Tobias Pflüger, verteidigungspolitischer Sprecher der Linksfraktion, hat zurecht darauf hingewiesen, dass dieses Ziel „erstens unverbindlich, zweitens sicherheitspolitisch unsinnig“ sei und „drittens eine völlig unnötige Aufrüstung“ bedeute. Dass diverse Bundesregierungen das Zwei-Prozent-Ziel seit dem Nato-Gipfel 2014 in Wales zugesagt haben, sei im Grunde unerheblich, so Pflüger weiter. Den Haushalt beschließe immer noch der Bundestag, daher sei das nicht mehr als eine politische Absichtserklärung.

Aber auch die wahnwitzigen Dimensionen hat der Linkspolitiker kritisiert. Der Haushalt für das Wehrressort ist in den vergangenen Jahren bereits massiv angewachsen und liegt für 2019 bei 43,2 Milliarden Euro, 2014 waren es noch rund 32 Milliarden Euro. Hätte der Haushalt 2018 bei den anvisierten zwei Prozent gelegen, wären das 67,8 Milliarden Euro gewesen – mehr als Russland, dessen Rüstungsausgaben in dem Jahr bei rund 53,4 Milliarden Euro lagen!

Natürlich fehlten in Kramp-Karrenbauers Antrittsrede nicht die üblichen Bekenntnisse. Sie sei stolz auf die mehr als 180.000 Soldatinnen und Soldaten und rund 160.000 zivilen Angestellten der Bundeswehr, erklärte sie. Diese würden „jeden Tag für Deutschlands Sicherheit einstehen“. Das Land müsse „Verantwortung“ übernehmen, damit auf der Welt „nicht das Recht des Stärkeren gilt, sondern die Stärke des Rechts“. Europa müsse auch militärisch stark gemacht werden, die Nato sei der „Garant unserer Sicherheit“ und so weiter.

Interessant wurde es noch zum Schluss der Rede. Da erklärte die Saarländerin, die Bundeswehr gehöre „in die Mitte der Gesellschaft“. Sie habe darum alle Ministerpräsidenten angeschrieben und darum gebeten, am 12. November – der Tag gilt als der offizielle Gründungstermin der Truppe – öffentliche Gelöbnisse abzuhalten. Auch vor dem Reichstag in Berlin solle eine solche Veranstaltung organisiert werden, forderte Kramp-Karrenbauer. Das werde „ein starkes Zeichen der Anerkennung“ für die Bundeswehr sein.
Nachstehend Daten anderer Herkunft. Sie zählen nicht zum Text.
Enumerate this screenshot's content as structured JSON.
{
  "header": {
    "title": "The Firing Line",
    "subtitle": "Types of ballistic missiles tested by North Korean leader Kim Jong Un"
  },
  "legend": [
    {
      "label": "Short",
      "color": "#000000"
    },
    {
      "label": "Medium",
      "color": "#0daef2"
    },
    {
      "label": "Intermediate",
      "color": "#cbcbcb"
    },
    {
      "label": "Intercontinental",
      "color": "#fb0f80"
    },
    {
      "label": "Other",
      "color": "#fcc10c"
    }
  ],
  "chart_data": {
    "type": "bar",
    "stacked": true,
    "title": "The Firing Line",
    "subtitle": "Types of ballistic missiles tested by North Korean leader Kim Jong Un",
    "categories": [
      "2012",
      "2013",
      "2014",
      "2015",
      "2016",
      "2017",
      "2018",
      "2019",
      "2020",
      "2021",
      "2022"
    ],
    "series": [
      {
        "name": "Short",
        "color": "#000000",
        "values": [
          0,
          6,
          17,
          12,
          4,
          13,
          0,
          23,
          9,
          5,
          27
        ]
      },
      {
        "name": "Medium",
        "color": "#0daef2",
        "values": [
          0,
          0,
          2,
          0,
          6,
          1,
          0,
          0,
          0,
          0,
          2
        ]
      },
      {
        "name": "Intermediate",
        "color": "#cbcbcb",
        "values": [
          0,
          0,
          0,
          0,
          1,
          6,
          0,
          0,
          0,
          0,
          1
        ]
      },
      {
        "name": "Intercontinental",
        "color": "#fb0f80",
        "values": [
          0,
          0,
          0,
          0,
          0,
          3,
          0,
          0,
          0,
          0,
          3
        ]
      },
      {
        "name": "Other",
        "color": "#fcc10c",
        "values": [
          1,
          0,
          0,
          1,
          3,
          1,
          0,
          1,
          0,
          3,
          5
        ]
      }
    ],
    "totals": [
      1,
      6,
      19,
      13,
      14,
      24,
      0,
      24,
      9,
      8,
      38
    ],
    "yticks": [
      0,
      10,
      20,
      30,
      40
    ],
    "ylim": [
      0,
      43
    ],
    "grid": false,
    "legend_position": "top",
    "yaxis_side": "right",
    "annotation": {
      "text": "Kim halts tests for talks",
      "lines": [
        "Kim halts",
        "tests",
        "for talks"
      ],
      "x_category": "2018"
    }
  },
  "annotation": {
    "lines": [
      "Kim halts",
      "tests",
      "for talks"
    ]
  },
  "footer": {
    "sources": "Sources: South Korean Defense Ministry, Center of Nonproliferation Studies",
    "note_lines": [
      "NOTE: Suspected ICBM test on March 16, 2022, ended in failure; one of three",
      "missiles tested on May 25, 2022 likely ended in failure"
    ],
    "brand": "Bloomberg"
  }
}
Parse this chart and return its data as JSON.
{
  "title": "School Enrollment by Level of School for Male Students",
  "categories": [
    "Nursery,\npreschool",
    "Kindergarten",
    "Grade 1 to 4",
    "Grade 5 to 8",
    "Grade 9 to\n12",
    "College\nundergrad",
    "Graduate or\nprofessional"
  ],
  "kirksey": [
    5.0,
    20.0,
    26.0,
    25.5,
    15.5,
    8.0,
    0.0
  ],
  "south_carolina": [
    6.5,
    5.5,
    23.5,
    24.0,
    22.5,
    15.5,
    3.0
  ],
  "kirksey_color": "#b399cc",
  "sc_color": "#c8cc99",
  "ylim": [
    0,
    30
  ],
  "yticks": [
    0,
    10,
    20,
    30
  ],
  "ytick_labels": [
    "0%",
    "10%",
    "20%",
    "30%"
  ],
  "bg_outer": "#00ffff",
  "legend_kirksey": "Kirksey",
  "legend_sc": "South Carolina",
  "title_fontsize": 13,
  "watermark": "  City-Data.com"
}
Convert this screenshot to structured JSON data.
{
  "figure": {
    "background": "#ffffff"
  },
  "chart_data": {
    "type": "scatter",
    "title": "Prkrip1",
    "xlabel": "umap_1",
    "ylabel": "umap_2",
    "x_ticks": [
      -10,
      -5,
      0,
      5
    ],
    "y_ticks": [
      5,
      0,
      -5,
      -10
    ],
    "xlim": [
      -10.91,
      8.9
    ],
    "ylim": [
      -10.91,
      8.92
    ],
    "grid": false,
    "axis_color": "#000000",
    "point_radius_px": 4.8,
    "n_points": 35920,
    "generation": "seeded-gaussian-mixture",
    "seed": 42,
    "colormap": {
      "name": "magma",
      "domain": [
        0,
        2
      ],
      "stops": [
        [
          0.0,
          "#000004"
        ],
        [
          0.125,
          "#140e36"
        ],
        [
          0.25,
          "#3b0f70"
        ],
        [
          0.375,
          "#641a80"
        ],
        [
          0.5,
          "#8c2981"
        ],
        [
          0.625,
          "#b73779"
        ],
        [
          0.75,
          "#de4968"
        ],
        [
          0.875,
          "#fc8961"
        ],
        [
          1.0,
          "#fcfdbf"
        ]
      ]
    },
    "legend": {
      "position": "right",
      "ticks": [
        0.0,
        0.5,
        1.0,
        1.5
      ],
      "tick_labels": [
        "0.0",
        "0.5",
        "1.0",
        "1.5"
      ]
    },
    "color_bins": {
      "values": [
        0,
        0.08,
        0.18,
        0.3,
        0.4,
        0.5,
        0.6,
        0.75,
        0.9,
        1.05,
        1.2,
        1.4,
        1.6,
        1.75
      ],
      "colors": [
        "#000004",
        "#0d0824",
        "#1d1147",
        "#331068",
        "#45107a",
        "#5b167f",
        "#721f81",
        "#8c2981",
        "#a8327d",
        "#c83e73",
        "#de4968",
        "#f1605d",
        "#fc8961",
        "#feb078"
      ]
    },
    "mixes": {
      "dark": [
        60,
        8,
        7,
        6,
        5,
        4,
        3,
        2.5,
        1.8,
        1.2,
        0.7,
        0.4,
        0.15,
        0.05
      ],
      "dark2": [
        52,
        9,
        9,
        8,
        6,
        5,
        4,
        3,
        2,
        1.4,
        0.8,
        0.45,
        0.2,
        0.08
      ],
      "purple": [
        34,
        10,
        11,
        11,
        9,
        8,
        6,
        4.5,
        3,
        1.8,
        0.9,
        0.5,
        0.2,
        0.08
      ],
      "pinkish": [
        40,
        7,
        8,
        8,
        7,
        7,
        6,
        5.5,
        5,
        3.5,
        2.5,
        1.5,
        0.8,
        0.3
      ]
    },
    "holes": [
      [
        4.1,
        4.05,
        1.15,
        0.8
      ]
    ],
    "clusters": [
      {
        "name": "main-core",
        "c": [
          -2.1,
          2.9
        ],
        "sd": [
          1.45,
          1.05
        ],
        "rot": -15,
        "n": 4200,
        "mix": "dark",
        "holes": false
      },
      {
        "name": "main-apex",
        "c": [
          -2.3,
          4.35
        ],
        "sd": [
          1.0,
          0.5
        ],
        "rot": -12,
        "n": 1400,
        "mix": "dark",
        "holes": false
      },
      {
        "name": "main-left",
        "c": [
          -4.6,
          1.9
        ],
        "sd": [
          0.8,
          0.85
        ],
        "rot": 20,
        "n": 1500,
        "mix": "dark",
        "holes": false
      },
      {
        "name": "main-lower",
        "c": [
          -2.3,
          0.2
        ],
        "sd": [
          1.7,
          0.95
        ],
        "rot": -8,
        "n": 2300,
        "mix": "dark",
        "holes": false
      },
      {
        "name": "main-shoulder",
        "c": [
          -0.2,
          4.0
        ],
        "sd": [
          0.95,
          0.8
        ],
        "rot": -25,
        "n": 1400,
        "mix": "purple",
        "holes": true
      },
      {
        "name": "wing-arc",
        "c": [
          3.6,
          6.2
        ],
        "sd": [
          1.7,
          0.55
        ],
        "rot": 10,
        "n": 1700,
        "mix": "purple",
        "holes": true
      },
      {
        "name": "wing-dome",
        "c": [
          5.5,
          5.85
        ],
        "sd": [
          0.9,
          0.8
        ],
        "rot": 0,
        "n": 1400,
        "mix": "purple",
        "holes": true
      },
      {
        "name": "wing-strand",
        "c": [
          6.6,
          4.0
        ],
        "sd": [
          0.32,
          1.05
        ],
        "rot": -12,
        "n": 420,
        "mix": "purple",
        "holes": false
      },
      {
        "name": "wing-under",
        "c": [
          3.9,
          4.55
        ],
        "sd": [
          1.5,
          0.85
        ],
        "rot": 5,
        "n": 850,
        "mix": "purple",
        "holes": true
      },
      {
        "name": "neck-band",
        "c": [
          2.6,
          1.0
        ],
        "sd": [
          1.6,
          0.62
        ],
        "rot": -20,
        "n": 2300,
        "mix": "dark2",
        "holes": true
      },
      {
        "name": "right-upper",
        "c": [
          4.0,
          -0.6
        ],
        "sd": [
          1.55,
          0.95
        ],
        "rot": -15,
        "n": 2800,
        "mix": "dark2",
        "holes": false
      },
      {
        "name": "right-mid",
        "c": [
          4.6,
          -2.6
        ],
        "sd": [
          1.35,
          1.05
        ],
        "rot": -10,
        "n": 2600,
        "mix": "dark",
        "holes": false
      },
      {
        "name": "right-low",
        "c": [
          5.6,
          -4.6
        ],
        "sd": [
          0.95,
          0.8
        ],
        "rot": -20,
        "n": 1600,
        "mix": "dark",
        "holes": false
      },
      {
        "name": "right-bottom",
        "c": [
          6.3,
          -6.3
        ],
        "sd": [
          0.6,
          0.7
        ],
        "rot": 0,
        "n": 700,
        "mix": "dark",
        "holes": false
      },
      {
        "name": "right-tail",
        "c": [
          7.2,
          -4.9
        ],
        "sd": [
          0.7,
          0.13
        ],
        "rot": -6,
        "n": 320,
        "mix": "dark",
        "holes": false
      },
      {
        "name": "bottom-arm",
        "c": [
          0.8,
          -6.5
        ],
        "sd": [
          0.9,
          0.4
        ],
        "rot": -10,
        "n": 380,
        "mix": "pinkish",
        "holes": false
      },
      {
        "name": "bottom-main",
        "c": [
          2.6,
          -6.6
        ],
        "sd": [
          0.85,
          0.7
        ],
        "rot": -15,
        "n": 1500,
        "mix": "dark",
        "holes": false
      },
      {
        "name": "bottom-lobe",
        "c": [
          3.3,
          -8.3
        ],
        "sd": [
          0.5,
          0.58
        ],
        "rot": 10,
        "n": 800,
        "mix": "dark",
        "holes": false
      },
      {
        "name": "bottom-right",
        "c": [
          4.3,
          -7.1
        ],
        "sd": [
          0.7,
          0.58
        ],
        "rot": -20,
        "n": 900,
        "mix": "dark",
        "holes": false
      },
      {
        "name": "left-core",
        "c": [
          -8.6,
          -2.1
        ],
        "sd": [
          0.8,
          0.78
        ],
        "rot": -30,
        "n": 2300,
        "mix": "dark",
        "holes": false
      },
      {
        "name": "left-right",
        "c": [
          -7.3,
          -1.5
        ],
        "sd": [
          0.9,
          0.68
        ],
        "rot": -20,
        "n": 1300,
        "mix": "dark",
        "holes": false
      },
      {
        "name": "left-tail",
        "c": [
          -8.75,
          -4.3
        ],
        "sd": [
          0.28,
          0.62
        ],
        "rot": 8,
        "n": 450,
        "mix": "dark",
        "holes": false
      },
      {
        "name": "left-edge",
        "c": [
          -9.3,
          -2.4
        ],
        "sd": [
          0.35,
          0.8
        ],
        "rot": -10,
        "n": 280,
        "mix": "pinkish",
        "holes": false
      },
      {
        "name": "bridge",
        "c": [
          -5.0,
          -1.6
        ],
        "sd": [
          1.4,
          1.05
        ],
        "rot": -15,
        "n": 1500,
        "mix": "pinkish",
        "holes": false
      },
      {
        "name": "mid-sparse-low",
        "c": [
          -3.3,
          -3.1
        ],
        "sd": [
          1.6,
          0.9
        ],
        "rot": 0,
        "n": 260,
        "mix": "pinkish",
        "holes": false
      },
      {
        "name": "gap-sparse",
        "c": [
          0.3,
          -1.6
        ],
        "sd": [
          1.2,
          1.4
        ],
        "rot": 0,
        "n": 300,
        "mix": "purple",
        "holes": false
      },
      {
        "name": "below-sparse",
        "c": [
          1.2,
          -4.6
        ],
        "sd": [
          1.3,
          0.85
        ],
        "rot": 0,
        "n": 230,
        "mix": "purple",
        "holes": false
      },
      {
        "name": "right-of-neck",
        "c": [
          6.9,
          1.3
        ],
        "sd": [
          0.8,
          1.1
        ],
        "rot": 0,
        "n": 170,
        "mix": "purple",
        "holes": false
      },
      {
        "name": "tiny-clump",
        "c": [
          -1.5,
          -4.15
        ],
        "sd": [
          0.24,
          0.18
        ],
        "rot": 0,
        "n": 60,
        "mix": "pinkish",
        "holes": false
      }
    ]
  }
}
Ein starkes Zeichen wird hoffentlich die radikale Linke mit Aktionen des Widerstandes gegen eine solche Militarisierung des öffentlichen Raumes setzen!

Gruseliger als die Rede der Kriegsministerin waren eigentlich nur noch die folgenden Debattenbeiträge von FDP-Chef Christian Lindner, der die neue Ministerin anging, weil sie sich nicht zu einem Marineeinsatz an der Straße von Hormus bekannt hatte, und des verteidigungspolitischen Sprechers der faschistischen AfD, Oberst a. D. Rüdiger Lucassen. Der machte AKK von rechts nieder. Die CDU sei „das größte Problem für die deutsche Sicherheit“. Mit der „sicherheitspolitischen Novizin aus dem Saarland“ werde die Truppe von „völlig fachfremdem Personal“ geführt. Lucassen endete mit den Worten, das Land brauche die Wehrpflicht und eine „schlagkräftige Armee mit Befähigung zum Kampf“. So hatte Kramp-Karrenbauer es nicht ausgedrückt, aber im Grunde liefen ihre Äußerungen auf dasselbe hinaus.